Quali sono gli errori del teatro contemporaneo nel rapporto con il pubblico?
“La produzione teatrale contemporanea è spesso poco comprensibile e inaccessibile ai più. Cosa si fa quando si ritiene che una mostra o un evento artistico siano difficili da capire per il pubblico? Si provvede a creare delle ‘audio-guide’. Bisognerebbe creare qualcosa di equivalente per il teatro: un supporto esterno, che non vada a inficiare la struttura del prodotto artistico, ma che possa aiutare l’utente in difficoltà. Senz’altro questo è un problema che gli operatori, oggi, devono porsi. E credo che anche la richiesta di dibattiti e discussione – emersa così fortemente dai questionari – vada interpretata in questa direzione”.
Cosa vi portate a casa? In che modo metterete in gioco i risultati di questo viaggio?

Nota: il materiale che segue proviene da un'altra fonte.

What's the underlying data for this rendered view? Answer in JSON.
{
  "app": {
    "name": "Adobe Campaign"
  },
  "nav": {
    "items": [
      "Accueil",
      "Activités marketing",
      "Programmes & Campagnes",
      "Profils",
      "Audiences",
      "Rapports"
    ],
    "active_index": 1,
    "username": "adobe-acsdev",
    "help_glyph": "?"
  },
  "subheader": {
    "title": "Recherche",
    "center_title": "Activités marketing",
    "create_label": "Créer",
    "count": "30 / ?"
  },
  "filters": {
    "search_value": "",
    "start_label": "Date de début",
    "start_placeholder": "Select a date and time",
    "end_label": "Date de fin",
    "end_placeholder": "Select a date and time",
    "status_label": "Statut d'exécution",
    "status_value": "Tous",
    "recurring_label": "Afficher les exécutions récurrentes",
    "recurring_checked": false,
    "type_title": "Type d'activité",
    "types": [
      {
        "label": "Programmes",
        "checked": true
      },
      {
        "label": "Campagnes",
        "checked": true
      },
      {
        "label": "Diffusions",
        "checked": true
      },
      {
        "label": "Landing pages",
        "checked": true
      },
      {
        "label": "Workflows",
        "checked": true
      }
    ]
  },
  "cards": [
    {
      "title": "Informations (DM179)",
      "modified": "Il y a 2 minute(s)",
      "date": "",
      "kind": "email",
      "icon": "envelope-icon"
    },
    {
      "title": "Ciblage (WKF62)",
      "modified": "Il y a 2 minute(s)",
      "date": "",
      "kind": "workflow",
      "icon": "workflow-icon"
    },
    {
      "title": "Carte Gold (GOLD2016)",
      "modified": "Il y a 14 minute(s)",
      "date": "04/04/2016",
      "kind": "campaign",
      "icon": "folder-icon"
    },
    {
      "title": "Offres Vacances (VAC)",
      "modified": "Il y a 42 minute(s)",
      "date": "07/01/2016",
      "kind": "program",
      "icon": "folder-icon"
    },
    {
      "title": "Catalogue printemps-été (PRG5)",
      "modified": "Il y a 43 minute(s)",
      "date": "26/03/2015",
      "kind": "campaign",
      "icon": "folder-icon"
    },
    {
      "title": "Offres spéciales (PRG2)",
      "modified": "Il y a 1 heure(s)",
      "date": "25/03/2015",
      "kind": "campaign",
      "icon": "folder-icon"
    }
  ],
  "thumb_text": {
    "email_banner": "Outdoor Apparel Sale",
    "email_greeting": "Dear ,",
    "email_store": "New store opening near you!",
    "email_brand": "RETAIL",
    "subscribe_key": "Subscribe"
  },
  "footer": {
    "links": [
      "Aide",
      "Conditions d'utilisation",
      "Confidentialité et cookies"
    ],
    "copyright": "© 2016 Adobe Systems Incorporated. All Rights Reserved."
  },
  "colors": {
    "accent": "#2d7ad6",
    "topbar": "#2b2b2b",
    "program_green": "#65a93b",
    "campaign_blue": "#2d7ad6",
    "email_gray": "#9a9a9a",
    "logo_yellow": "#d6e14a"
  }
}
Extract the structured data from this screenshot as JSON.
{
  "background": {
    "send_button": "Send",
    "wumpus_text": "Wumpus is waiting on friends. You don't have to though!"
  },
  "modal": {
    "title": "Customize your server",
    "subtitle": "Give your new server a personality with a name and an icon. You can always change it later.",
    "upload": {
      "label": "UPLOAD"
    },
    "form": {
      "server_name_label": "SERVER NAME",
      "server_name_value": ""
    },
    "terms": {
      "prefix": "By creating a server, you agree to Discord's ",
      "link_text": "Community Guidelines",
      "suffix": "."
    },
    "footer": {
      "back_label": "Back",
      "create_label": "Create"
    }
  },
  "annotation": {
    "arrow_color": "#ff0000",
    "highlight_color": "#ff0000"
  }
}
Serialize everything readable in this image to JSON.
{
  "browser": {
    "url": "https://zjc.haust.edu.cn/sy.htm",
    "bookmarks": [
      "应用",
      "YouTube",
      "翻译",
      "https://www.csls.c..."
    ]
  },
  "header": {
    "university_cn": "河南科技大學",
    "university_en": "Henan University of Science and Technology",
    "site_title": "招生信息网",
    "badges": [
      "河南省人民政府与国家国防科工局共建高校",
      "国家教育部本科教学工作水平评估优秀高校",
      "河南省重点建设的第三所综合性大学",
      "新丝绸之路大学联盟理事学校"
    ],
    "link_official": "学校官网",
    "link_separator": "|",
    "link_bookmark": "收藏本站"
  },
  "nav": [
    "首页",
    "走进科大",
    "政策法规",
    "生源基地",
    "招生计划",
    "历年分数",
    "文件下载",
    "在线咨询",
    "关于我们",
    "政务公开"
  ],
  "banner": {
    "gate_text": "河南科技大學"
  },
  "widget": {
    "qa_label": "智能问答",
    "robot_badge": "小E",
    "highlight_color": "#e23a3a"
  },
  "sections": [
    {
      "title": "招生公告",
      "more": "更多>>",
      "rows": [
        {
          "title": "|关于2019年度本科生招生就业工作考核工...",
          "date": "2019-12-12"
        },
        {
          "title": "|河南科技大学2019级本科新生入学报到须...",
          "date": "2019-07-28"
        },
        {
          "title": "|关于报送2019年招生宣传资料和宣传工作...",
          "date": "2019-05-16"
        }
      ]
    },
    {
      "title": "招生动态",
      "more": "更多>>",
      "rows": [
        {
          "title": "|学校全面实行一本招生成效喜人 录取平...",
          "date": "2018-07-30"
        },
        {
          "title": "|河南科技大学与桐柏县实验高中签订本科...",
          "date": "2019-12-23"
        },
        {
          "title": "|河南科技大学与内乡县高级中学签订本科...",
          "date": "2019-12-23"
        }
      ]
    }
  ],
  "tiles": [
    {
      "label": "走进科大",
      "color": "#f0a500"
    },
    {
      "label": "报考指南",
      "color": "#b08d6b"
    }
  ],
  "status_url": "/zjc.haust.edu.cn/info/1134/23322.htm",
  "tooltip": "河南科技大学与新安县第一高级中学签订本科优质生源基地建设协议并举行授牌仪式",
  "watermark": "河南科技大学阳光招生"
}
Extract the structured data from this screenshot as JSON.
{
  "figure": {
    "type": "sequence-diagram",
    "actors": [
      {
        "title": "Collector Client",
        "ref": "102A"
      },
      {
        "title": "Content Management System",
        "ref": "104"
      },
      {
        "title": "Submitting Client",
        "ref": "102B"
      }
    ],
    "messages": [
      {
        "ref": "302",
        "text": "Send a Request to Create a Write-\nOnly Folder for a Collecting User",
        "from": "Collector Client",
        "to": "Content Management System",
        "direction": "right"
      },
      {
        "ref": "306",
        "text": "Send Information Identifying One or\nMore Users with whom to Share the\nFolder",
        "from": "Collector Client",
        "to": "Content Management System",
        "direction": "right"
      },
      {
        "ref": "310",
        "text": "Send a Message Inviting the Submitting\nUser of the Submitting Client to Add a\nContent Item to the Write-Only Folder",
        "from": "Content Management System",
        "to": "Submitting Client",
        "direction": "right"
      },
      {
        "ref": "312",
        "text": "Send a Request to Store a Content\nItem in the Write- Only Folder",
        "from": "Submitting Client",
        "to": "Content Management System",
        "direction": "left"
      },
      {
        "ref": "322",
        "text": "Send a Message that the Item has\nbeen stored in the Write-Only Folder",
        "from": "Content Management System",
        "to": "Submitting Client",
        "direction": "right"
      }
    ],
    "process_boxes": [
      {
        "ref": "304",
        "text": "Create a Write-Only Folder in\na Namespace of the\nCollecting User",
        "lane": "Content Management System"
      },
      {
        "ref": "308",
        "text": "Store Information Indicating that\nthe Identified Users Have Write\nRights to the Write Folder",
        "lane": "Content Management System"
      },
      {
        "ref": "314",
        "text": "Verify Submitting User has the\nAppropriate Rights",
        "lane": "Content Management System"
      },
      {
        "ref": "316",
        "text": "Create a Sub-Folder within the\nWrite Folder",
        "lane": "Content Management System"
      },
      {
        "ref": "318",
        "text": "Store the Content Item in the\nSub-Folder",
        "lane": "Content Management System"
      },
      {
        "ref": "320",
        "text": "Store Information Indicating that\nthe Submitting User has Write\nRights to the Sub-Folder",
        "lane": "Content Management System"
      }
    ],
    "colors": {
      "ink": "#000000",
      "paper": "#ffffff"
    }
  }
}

“Questo viaggio è come un enorme e anticonvenzionale brainstorming: tutti i dati che stiamo raccogliendo sono un punto di partenza. Per valutarli ci faremo aiutare da Luisella Carnelli di Fitzcarraldo, che si occupa di ricerche statistiche. Ci è ormai molto chiaro che per attuare un cambiamento profondo abbiamo bisogno di personalità con professionalità anche molto differenti. Per esempio vorremmo coinvolgere degli esperti di economia, capaci di dare uno sguardo diverso sul mondo del teatro. Insomma, le sfide che vogliamo lanciare al mercato della distribuzione sono moltissime: il vero viaggio comincia proprio dal nostro ritorno”.